To think well, you must write well.

Some folks might flip that equation and say that to write well, you must first think well.

That's poppycock. Here's why...

Let's suppose you are a great thinker. You are unmatched in your ability to accurately perceive the fundamental truths in a situation. You correctly surmise the emotional undertones in conversation, the personal agendas in interactions, the political nuances within an organizational, and the general constraints caused by reality.

But you suck at communicating all that wonderful insight. You cannot unpack your vision, in unambiguous and actionable formats, so that all those around you can benefit from your genius. Thus, although you actually think well (inside your head) you effectively think no better than anyone else.

What if you then took all that great perception inside your head and deliberately attempted to articulate it through writing? And what if you wanted to capture all the genius of your thoughts, and leave no room for misinterpretation by us lay people? And what if you needed to make the writing accessible - consumable - by those who can't read between the lines as well as you?

In other words, how easy do you think it would be to enable others to achieve the same effective level of genius simply by reading something you wrote?

That is the crux of this message. If you can't write very, very well...then the impact of your intelligence, of your research findings, of your political philosophies is lost. It would be as though you never had such genius thoughts in the first place.

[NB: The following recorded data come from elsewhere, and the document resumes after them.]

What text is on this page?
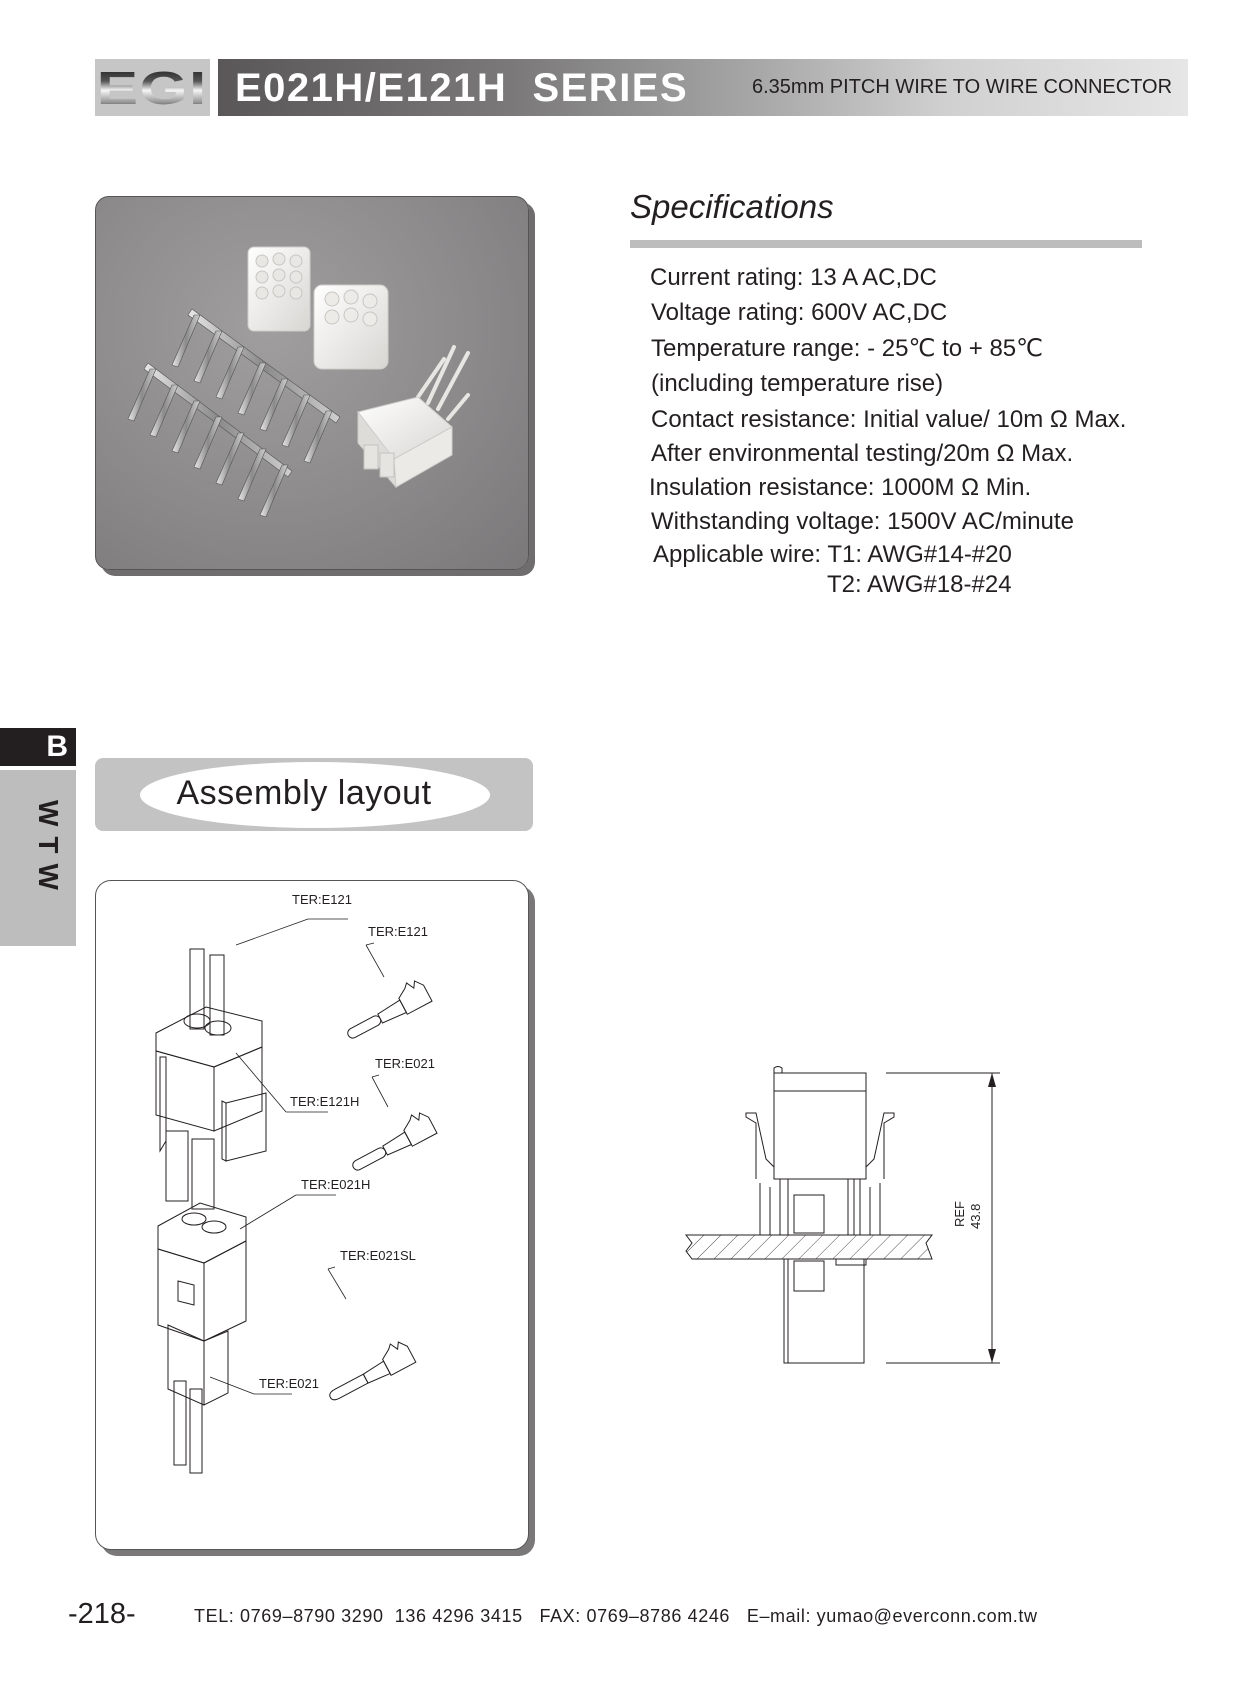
EGI E021H/E121H  SERIES	6.35mm PITCH WIRE TO WIRE CONNECTOR
Specifications
Current rating: 13 A AC,DC
Voltage rating: 600V AC,DC
Temperature range: - 25℃ to + 85℃
(including temperature rise)
Contact resistance: Initial value/ 10m Ω Max.
After environmental testing/20m Ω Max.
Insulation resistance: 1000M Ω Min.
Withstanding voltage: 1500V AC/minute
Applicable wire: T1: AWG#14-#20
T2: AWG#18-#24
B
WTW
Assembly layout
TER:E121
TER:E121
TER:E021
TER:E121H
TER:E021H
TER:E021SL
TER:E021
REF 43.8
-218-	TEL: 0769–8790 3290  136 4296 3415   FAX: 0769–8786 4246   E–mail: yumao@everconn.com.tw
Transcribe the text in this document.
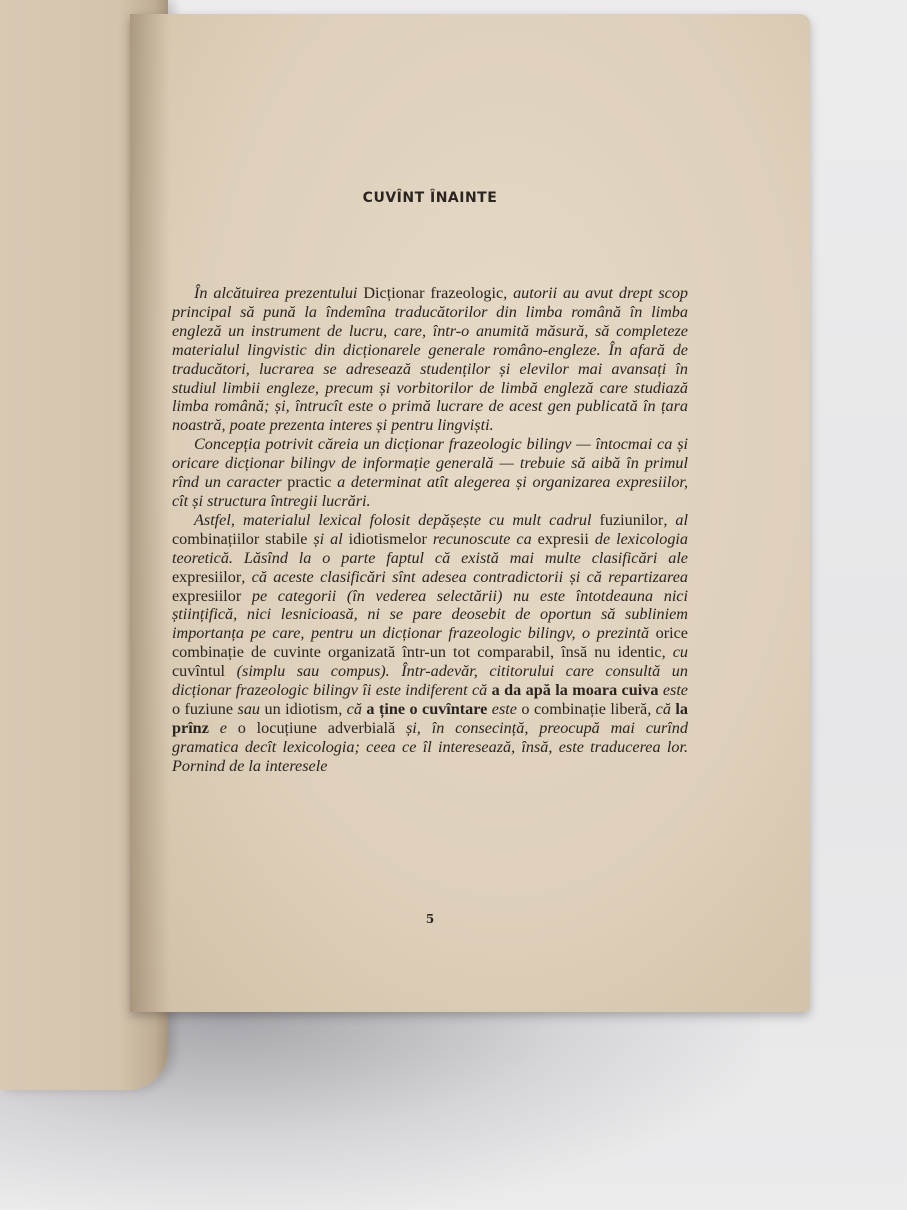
CUVÎNT ÎNAINTE

În alcătuirea prezentului Dicționar frazeologic, autorii au avut drept scop principal să pună la îndemîna traducătorilor din limba română în limba engleză un instrument de lucru, care, într-o anumită măsură, să completeze materialul lingvistic din dicționarele generale româno-engleze. În afară de traducători, lucrarea se adresează studenților și elevilor mai avansați în studiul limbii engleze, precum și vorbitorilor de limbă engleză care studiază limba română; și, întrucît este o primă lucrare de acest gen publicată în țara noastră, poate prezenta interes și pentru lingviști.

Concepția potrivit căreia un dicționar frazeologic bilingv — întocmai ca și oricare dicționar bilingv de informație generală — trebuie să aibă în primul rînd un caracter practic a determinat atît alegerea și organizarea expresiilor, cît și structura întregii lucrări.

Astfel, materialul lexical folosit depășește cu mult cadrul fuziunilor, al combinațiilor stabile și al idiotismelor recunoscute ca expresii de lexicologia teoretică. Lăsînd la o parte faptul că există mai multe clasificări ale expresiilor, că aceste clasificări sînt adesea contradictorii și că repartizarea expresiilor pe categorii (în vederea selectării) nu este întotdeauna nici științifică, nici lesnicioasă, ni se pare deosebit de oportun să subliniem importanța pe care, pentru un dicționar frazeologic bilingv, o prezintă orice combinație de cuvinte organizată într-un tot comparabil, însă nu identic, cu cuvîntul (simplu sau compus). Într-adevăr, cititorului care consultă un dicționar frazeologic bilingv îi este indiferent că a da apă la moara cuiva este o fuziune sau un idiotism, că a ține o cuvîntare este o combinație liberă, că la prînz e o locuțiune adverbială și, în consecință, preocupă mai curînd gramatica decît lexicologia; ceea ce îl interesează, însă, este traducerea lor. Pornind de la interesele

5
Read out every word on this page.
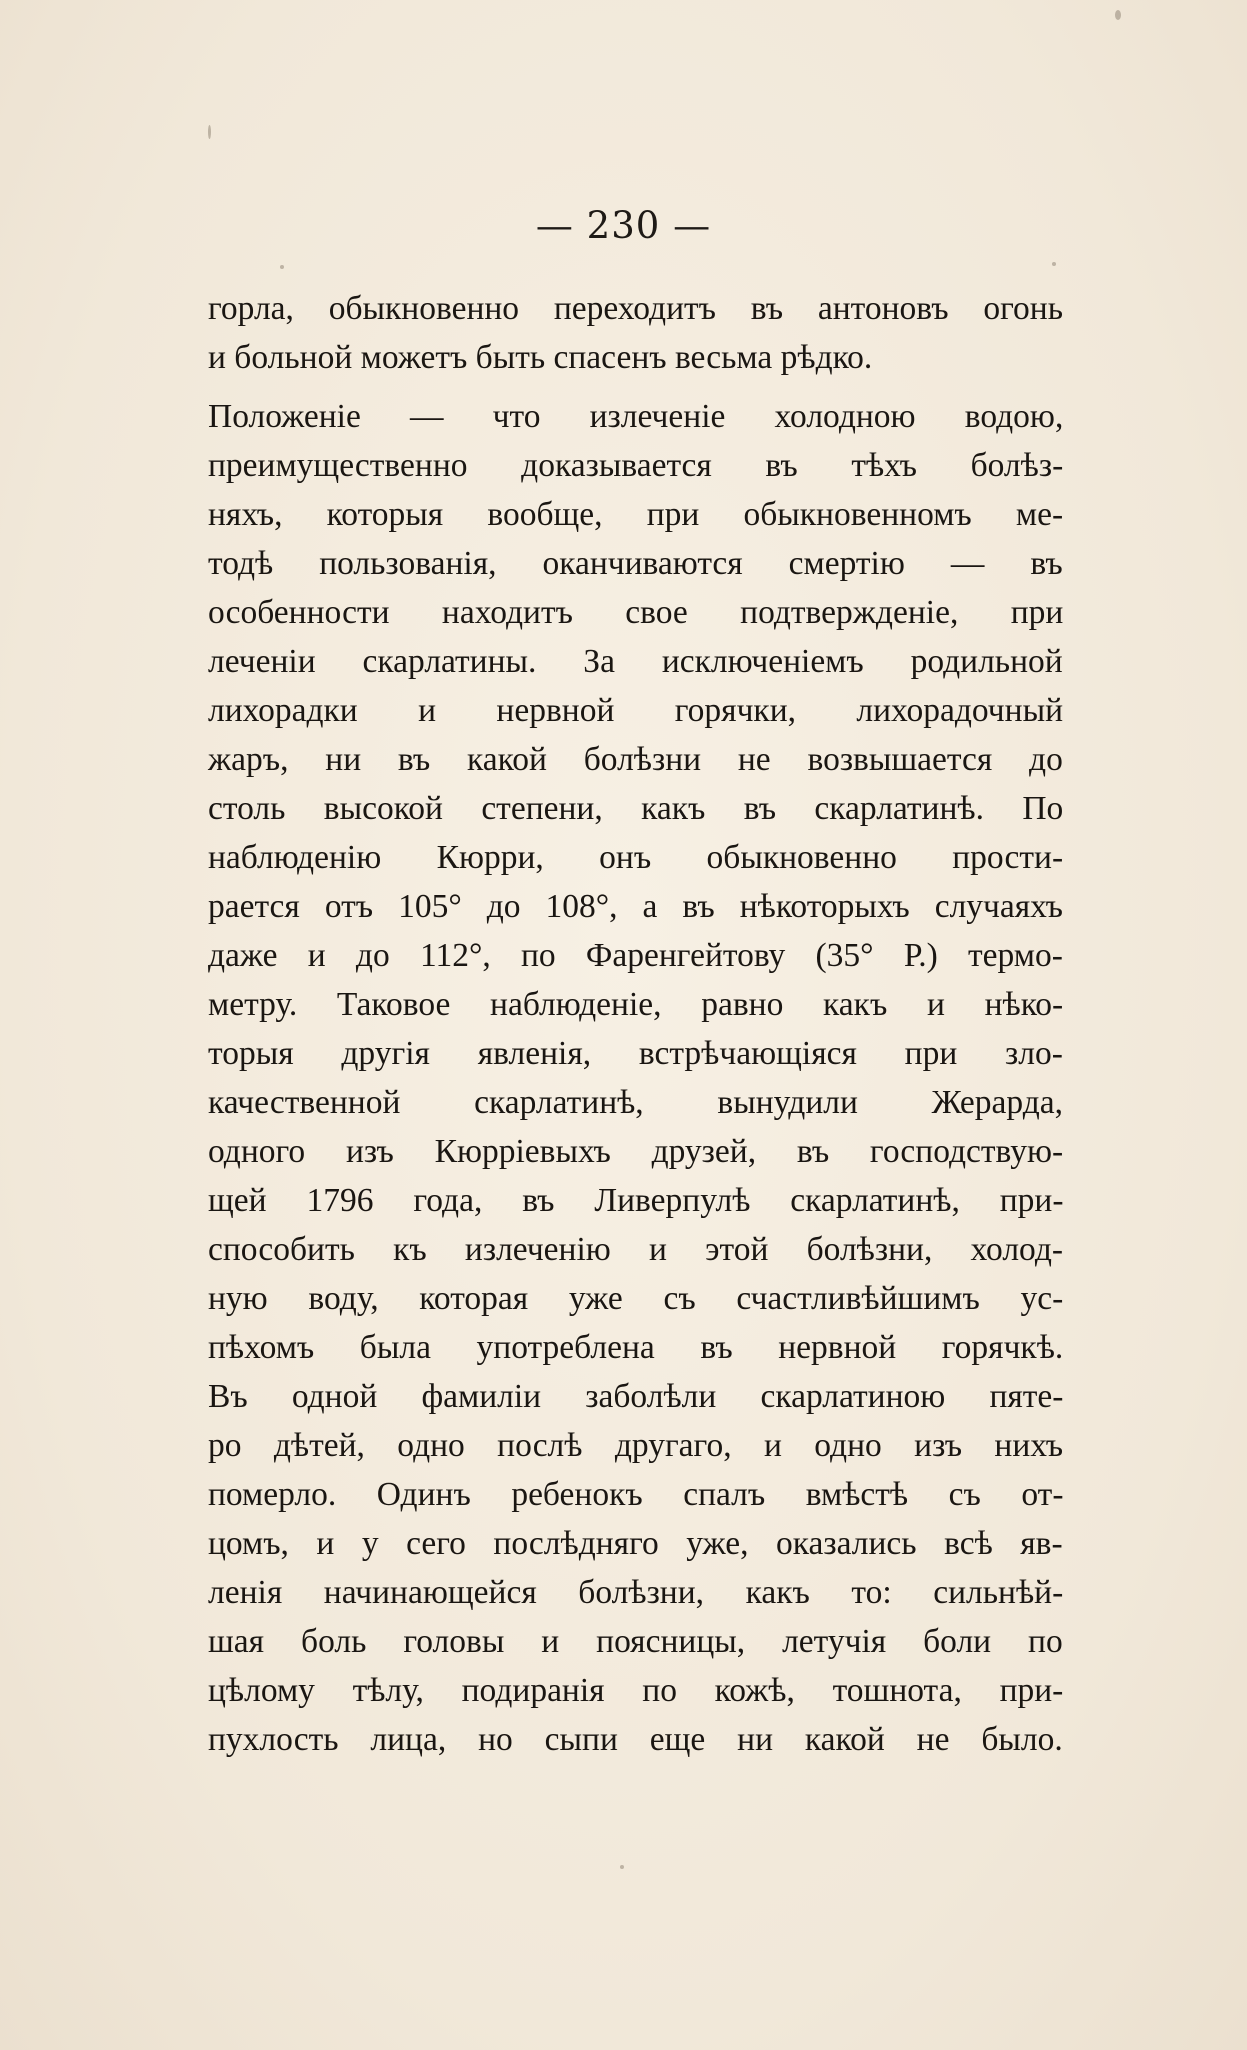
— 230 —
горла, обыкновенно переходитъ въ антоновъ огонь
и больной можетъ быть спасенъ весьма рѣдко.
Положенiе — что излеченiе холодною водою,
преимущественно доказывается въ тѣхъ болѣз-
няхъ, которыя вообще, при обыкновенномъ ме-
тодѣ пользованiя, оканчиваются смертiю — въ
особенности находитъ свое подтвержденiе, при
леченiи скарлатины. За исключенiемъ родильной
лихорадки и нервной горячки, лихорадочный
жаръ, ни въ какой болѣзни не возвышается до
столь высокой степени, какъ въ скарлатинѣ. По
наблюденiю Кюрри, онъ обыкновенно прости-
рается отъ 105° до 108°, а въ нѣкоторыхъ случаяхъ
даже и до 112°, по Фаренгейтову (35° Р.) термо-
метру. Таковое наблюденiе, равно какъ и нѣко-
торыя другiя явленiя, встрѣчающiяся при зло-
качественной скарлатинѣ, вынудили Жерарда,
одного изъ Кюррiевыхъ друзей, въ господствую-
щей 1796 года, въ Ливерпулѣ скарлатинѣ, при-
способить къ излеченiю и этой болѣзни, холод-
ную воду, которая уже съ счастливѣйшимъ ус-
пѣхомъ была употреблена въ нервной горячкѣ.
Въ одной фамилiи заболѣли скарлатиною пяте-
ро дѣтей, одно послѣ другаго, и одно изъ нихъ
померло. Одинъ ребенокъ спалъ вмѣстѣ съ от-
цомъ, и у сего послѣдняго уже, оказались всѣ яв-
ленiя начинающейся болѣзни, какъ то: сильнѣй-
шая боль головы и поясницы, летучiя боли по
цѣлому тѣлу, подиранiя по кожѣ, тошнота, при-
пухлость лица, но сыпи еще ни какой не было.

To think well - to impact the world with great ideas - you must write well.

If you cannot write well, but you still want to impact the world with your genius...YouTube might be the way to go. Imagery does carry great ideas quite well. But only if you get the imagery right...and get the audience right, and the timing, and the medium, etc. So, really you'd still have to think just as deliberately as if you were to capture your genius in writing.

So the argument remains: write well, in order to think well.